EDIT: Capostat, I just saw your response. Isn't cytosolic correct though? Lots of sodium ions come into the cytosol to start the potential, correct? Or am I reading the question wrong here. Would cytosolic only be high AFTER the muscle is excited? That is, extracellular sodium would be high before and would lead to excitability?

Thanks for your help!

I am really sorry though, I never learned any physiology in my bio classes, so I have had to learn all of it this summer.

I didnt really give it much thought, i guess. Na+ IS ultimately high inside the cell during a depolarization. I'm not so sure that a high extracellular concentration would cause cardiac excitability. But reading Kaushik's response, made sense--it's about the inward flux. and maybe there has to be a propagation that is linked with that high sodium. so you cant just have high sodium inside the cell and expect excitability. Calcium probably works that way, but not sodium. maybe?

 

[Charles_Carmichael]

I didnt really give it much thought, i guess. Na+ IS ultimately high inside the cell during a depolarization. I'm not so sure that a high extracellular concentration would cause cardiac excitability. But reading Kaushik's response, made sense--it's about the inward flux. and maybe there has to be a propagation that is linked with that high sodium. so you cant just have high sodium inside the cell and expect excitability. Calcium probably works that way, but not sodium. maybe?

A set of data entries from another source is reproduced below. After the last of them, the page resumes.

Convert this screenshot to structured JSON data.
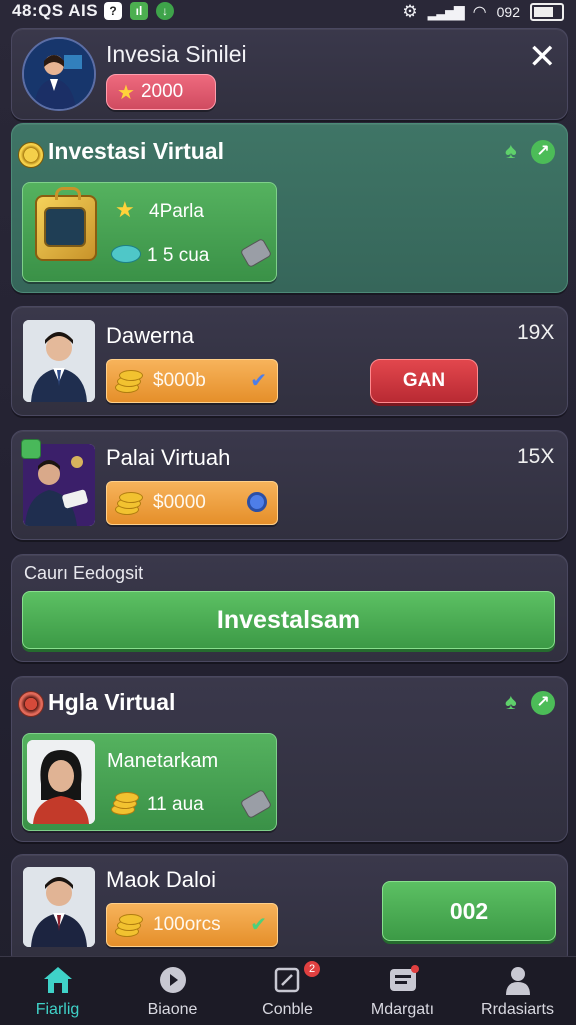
{
  "status_bar": {
    "time": "48:QS AIS",
    "battery": "092"
  },
  "profile": {
    "name": "Invesia Sinilei",
    "points": "2000"
  },
  "featured": {
    "title": "Investasi Virtual",
    "line1": "4Parla",
    "line2": "1 5  cua"
  },
  "items": [
    {
      "name": "Dawerna",
      "multiplier": "19X",
      "amount": "$000b",
      "action": "GAN"
    },
    {
      "name": "Palai Virtuah",
      "multiplier": "15X",
      "amount": "$0000"
    }
  ],
  "deposit": {
    "label": "Caurı Eedogsit",
    "button": "Investalsam"
  },
  "section2": {
    "title": "Hgla Virtual",
    "line1": "Manetarkam",
    "line2": "11  aua"
  },
  "last_item": {
    "name": "Maok Daloi",
    "amount": "100orcs",
    "action": "002"
  },
  "nav": {
    "items": [
      {
        "label": "Fiarlig",
        "icon": "home-icon"
      },
      {
        "label": "Biaone",
        "icon": "play-icon"
      },
      {
        "label": "Conble",
        "icon": "edit-icon",
        "badge": "2"
      },
      {
        "label": "Mdargatı",
        "icon": "list-icon"
      },
      {
        "label": "Rrdasiarts",
        "icon": "user-icon"
      }
    ]
  },
  "colors": {
    "accent_green": "#4caf50",
    "accent_orange": "#f2a03d",
    "accent_red": "#d83a42",
    "points_pill": "#e0566b"
  }
}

The inward flux of Ca++ (ie. the slope of the inward Ca++ current, dV/dt) shouldn't really be affected by increased intracellular Ca++ because the Ca++ is, for the most part, taken up by the SR and stored in there until the next action potential induces the release of Ca++ from these stores to initiate contraction.

Na+, on the other hand, is not removed from the cytosol by the SR or anything like that. So it should affect the dV/dt of the inward Na+ current (which would affect the size of the inward current).

At least, this is what makes sense to me. Hope this helps.

 

[capn jazz]

If there's a high intracellular Ca2+ concentration, wouldn't LESS Ca2+ flow out of the SR down the concentration gradient?

 

[Charles_Carmichael]

If there's a high intracellular Ca2+ concentration, wouldn't LESS Ca2+ flow out of the SR down the concentration gradient?

The Ca++ is uptaken by the SR. For example, in the presence of sympathetic stimulation, Ca++ conductance increases. This brings more Ca++ into the cell but during this first action potential, the contractility does not increase. The Ca++ is taken up into the SR and upon the subsequent action potential, more Ca++ is released and a stronger contraction results (this is known as the positive staircase effect).

So, with an increase in intracellular Ca++, there's an increase in SR Ca++ as the SR takes up the Ca++ from the cytosol. As more and more Ca++ enters the cell (for example, with sympathetic stimulation, which increases Ca++ conductance), more and more Ca++ is taken up by the SR until a maximal value is reached.

Ca++ is actively taken up by the SR via a Ca++ ATPase, so it's being taken up into the SR against its gradient.

Edit: How I'm explaining is what makes sense to me. Since Ca++ is actively pumped OUT of the cytosol into the SR, a higher intracellular concentration of Ca++ wouldn't affect the outflow of Ca++ from the SR (because the majority of Ca++ is stored in the SR, not the cytosol). If you see something wrong with my reasoning, point it out. I love CV physio!